Unsurprisingly, there are plenty of incidents in the book that further display a lack of fact-checking: “Jim Steinman, or as he is commonly called, ‘Meat Loaf.’” Jim Steinman is not Meat Loaf. “KISS (Kid’s In Satan’s Service).” Nope. And who can forget that famous lead singer of the Eagles “Ron Henley”? Or Kenneth Anger’s film “Lucifer’s Rising”?
In case you were wondering if Aranza’s conservative evangelicalism would take a predictable turn into racism — fear not, it does! In a chapter discussing his own life, including a childhood filled with the horrors of rock music, drugs, and divorced parents, he writes, “As if all this wasn’t bad enough, they had just started integration in schools.” Aranza attended a school where white children were in the minority, which he describes as a twisted, violent hellscape. “We began to have race riots. All the blacks were running around saying, ‘We’s [sic] want black power.’ The Mexicans were running around saying, ‘Hey dude, we want Chicano power.’ The whites were just running around saying, ‘We want OUT!’” I suppose growing up with all those political protests — sorry, I mean “race riots” — it was hard not to see Satan everywhere.

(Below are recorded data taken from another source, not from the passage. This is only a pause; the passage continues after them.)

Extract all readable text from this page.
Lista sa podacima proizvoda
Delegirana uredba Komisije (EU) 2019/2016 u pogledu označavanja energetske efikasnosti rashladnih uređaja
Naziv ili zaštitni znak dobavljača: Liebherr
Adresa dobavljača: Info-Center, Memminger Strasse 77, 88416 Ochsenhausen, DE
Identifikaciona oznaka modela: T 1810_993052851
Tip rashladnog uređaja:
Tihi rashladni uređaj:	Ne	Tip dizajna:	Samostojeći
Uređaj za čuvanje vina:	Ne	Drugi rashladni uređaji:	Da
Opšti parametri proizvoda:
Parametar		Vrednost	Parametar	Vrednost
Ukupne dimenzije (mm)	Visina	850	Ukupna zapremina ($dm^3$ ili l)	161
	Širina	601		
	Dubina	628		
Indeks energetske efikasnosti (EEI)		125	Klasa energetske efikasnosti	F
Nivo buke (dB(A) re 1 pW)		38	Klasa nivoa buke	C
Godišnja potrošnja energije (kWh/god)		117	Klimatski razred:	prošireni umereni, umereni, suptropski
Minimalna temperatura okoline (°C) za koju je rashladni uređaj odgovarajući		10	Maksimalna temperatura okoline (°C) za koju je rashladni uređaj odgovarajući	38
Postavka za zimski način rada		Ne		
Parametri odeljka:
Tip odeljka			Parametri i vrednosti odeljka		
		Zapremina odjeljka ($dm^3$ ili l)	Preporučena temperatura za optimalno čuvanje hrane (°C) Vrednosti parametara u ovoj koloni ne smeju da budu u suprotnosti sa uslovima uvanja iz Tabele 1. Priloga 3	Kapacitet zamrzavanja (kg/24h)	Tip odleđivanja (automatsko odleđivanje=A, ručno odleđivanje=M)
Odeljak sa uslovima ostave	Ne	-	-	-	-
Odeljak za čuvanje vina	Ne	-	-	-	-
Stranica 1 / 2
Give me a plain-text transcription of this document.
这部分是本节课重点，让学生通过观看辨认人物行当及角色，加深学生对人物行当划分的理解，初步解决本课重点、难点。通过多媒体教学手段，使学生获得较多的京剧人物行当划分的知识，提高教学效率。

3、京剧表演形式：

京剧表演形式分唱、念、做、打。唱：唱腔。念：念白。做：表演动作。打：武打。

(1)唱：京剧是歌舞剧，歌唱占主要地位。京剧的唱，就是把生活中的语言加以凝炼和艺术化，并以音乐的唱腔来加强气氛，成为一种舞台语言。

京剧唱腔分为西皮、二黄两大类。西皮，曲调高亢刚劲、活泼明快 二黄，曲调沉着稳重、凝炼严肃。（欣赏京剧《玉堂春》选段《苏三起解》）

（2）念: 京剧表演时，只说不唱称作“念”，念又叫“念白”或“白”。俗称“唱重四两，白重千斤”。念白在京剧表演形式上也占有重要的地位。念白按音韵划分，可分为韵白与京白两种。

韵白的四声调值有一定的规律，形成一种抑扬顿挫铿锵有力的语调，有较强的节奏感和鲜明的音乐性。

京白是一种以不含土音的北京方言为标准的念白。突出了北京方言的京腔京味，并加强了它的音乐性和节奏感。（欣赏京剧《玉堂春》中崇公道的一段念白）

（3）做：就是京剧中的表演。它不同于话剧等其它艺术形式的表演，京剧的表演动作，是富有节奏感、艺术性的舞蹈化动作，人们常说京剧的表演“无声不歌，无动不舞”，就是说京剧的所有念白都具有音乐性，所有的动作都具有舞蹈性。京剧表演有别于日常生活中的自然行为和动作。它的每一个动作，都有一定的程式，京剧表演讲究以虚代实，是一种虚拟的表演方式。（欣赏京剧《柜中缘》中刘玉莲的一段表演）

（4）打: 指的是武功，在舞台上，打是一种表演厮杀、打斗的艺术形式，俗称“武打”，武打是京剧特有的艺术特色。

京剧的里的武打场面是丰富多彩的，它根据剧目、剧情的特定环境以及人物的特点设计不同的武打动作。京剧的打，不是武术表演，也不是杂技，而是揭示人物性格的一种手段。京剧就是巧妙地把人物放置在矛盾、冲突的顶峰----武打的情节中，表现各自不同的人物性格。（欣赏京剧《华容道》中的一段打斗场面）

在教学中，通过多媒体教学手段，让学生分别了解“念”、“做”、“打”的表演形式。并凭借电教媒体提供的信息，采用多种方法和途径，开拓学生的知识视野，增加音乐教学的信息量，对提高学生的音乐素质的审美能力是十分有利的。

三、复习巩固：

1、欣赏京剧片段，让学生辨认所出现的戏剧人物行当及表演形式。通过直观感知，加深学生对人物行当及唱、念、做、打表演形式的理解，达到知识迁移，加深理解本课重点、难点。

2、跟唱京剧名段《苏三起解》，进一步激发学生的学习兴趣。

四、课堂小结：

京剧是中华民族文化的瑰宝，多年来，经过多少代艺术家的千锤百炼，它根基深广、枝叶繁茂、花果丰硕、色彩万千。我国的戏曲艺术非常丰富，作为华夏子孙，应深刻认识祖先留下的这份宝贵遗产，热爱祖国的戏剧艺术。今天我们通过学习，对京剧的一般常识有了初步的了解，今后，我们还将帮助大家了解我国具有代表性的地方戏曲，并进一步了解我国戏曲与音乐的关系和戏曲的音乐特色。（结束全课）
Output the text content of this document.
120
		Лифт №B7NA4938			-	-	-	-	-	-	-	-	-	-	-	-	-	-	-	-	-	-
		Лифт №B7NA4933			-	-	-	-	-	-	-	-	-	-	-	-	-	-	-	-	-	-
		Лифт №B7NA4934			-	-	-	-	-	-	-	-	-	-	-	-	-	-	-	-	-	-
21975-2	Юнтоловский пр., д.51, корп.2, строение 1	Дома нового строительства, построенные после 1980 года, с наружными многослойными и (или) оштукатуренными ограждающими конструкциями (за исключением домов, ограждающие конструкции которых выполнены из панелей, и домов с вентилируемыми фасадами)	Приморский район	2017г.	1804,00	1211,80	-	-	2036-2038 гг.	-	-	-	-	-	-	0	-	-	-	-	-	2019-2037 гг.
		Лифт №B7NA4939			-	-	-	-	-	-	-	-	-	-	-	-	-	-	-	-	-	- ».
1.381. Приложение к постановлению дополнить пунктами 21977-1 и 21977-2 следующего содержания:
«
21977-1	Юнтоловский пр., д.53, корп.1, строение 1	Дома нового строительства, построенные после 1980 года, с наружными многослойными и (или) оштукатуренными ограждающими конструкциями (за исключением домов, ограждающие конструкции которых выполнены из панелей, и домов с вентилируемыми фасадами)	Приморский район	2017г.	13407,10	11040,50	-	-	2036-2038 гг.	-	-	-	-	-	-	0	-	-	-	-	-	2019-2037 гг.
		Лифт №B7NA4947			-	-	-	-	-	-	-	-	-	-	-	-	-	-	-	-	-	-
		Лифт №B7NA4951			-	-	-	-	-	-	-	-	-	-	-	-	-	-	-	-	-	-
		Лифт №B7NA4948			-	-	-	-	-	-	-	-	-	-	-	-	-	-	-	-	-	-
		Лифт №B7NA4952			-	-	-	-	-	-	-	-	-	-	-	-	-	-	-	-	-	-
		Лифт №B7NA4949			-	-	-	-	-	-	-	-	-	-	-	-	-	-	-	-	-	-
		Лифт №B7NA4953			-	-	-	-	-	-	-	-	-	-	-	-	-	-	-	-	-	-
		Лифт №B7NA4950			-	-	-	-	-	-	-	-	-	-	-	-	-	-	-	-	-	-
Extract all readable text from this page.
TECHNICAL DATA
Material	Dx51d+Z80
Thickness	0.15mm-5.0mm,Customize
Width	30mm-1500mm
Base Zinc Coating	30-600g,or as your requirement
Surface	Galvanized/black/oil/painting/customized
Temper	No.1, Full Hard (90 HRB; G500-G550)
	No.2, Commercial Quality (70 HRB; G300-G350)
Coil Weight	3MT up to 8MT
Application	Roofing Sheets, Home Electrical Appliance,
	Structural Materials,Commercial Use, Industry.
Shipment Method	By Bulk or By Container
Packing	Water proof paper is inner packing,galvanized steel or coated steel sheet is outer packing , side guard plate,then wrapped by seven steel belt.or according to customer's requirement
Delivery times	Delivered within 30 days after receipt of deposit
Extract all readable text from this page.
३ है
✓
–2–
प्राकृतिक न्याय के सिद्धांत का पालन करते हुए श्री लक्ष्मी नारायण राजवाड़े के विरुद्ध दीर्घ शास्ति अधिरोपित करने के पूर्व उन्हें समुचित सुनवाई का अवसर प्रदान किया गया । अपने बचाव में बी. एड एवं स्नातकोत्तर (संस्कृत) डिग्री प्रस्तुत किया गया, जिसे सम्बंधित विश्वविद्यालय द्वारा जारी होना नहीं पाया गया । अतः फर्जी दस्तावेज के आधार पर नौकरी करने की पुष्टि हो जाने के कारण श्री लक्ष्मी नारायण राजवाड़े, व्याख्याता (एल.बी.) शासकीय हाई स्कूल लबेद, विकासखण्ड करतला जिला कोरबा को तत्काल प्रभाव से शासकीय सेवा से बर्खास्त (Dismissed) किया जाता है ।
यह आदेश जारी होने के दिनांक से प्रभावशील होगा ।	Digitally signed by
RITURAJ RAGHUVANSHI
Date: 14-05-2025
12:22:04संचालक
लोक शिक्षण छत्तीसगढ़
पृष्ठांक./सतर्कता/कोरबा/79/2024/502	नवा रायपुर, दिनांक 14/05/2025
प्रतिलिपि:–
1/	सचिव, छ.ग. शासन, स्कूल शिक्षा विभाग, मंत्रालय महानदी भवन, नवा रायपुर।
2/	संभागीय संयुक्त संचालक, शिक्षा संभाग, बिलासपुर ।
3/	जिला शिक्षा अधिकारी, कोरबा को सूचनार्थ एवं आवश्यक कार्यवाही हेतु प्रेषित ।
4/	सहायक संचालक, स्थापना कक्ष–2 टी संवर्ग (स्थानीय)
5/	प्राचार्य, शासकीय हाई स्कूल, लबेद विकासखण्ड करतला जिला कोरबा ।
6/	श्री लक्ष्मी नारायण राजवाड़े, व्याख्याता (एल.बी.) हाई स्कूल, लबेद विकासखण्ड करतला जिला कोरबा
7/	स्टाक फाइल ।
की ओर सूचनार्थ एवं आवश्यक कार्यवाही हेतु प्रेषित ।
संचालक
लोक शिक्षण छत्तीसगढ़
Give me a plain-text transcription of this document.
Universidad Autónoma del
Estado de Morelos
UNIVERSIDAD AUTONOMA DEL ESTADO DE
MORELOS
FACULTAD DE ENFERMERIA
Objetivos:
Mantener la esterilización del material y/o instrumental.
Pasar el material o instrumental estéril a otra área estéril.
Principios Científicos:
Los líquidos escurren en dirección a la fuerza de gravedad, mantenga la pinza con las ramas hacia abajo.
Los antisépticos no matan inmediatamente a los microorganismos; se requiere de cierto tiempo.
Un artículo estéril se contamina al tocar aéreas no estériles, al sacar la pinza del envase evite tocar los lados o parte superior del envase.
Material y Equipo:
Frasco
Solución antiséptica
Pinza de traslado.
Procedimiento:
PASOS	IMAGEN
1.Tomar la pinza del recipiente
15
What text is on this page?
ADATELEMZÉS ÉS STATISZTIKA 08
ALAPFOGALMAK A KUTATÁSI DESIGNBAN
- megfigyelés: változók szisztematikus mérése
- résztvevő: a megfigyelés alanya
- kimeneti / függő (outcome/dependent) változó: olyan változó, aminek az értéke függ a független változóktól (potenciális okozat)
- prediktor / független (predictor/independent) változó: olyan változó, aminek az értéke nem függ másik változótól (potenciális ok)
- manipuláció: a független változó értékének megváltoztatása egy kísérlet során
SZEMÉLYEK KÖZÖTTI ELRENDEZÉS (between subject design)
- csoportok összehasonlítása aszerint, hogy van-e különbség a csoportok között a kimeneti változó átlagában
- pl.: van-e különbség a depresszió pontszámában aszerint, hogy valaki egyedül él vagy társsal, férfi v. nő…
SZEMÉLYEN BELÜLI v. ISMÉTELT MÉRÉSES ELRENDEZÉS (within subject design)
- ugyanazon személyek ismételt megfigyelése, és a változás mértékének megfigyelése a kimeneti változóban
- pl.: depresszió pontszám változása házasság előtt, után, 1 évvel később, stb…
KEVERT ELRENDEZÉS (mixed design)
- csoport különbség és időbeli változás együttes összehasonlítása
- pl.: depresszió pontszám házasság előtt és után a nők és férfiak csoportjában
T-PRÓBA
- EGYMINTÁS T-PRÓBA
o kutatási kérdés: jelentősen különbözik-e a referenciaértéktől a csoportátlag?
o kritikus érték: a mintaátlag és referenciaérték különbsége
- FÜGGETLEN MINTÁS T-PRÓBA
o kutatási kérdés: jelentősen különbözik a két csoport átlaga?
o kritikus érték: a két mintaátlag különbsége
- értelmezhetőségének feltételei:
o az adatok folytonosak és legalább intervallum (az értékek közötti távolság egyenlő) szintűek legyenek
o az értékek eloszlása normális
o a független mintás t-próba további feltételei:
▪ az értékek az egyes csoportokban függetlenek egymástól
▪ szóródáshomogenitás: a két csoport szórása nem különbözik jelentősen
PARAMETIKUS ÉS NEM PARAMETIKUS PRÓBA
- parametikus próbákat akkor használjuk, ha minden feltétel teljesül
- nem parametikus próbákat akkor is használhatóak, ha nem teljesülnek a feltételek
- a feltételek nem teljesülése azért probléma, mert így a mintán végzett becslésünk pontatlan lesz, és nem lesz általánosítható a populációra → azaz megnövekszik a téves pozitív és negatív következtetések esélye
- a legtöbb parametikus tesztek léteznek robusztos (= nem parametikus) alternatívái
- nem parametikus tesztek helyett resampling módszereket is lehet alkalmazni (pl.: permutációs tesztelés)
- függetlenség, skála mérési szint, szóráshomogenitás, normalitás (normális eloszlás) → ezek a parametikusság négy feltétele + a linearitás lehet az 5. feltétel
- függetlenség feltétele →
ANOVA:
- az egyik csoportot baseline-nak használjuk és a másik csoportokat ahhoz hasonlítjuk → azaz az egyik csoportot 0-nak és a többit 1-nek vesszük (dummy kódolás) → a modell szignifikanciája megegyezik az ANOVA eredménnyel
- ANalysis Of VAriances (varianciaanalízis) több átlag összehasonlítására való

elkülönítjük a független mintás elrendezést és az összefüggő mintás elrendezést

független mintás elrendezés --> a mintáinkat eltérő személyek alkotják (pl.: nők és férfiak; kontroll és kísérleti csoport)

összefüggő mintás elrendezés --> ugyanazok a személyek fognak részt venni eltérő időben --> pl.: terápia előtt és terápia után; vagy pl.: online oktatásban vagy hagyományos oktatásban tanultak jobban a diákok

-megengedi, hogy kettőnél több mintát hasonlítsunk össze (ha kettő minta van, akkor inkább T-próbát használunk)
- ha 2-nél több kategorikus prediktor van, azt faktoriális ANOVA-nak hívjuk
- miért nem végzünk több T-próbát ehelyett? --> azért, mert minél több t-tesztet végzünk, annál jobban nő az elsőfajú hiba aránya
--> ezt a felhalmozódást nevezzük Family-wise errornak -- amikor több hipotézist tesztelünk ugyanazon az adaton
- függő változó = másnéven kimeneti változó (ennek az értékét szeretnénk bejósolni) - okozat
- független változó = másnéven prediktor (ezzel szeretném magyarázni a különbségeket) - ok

This slim volume is a quick read and good for a laugh, if nothing else. However, when I was finished I also read it backward. Imagine my shock when I discovered that when read backward the book clearly states, “Jacob Aranza is a self-righteous and easily misguided imbecile who wants to use religion to control people’s lives so he can feel powerful and important.” CAUTION: Jacob Aranza is the real Bitch who’s Back because he is clearly sniffing glue!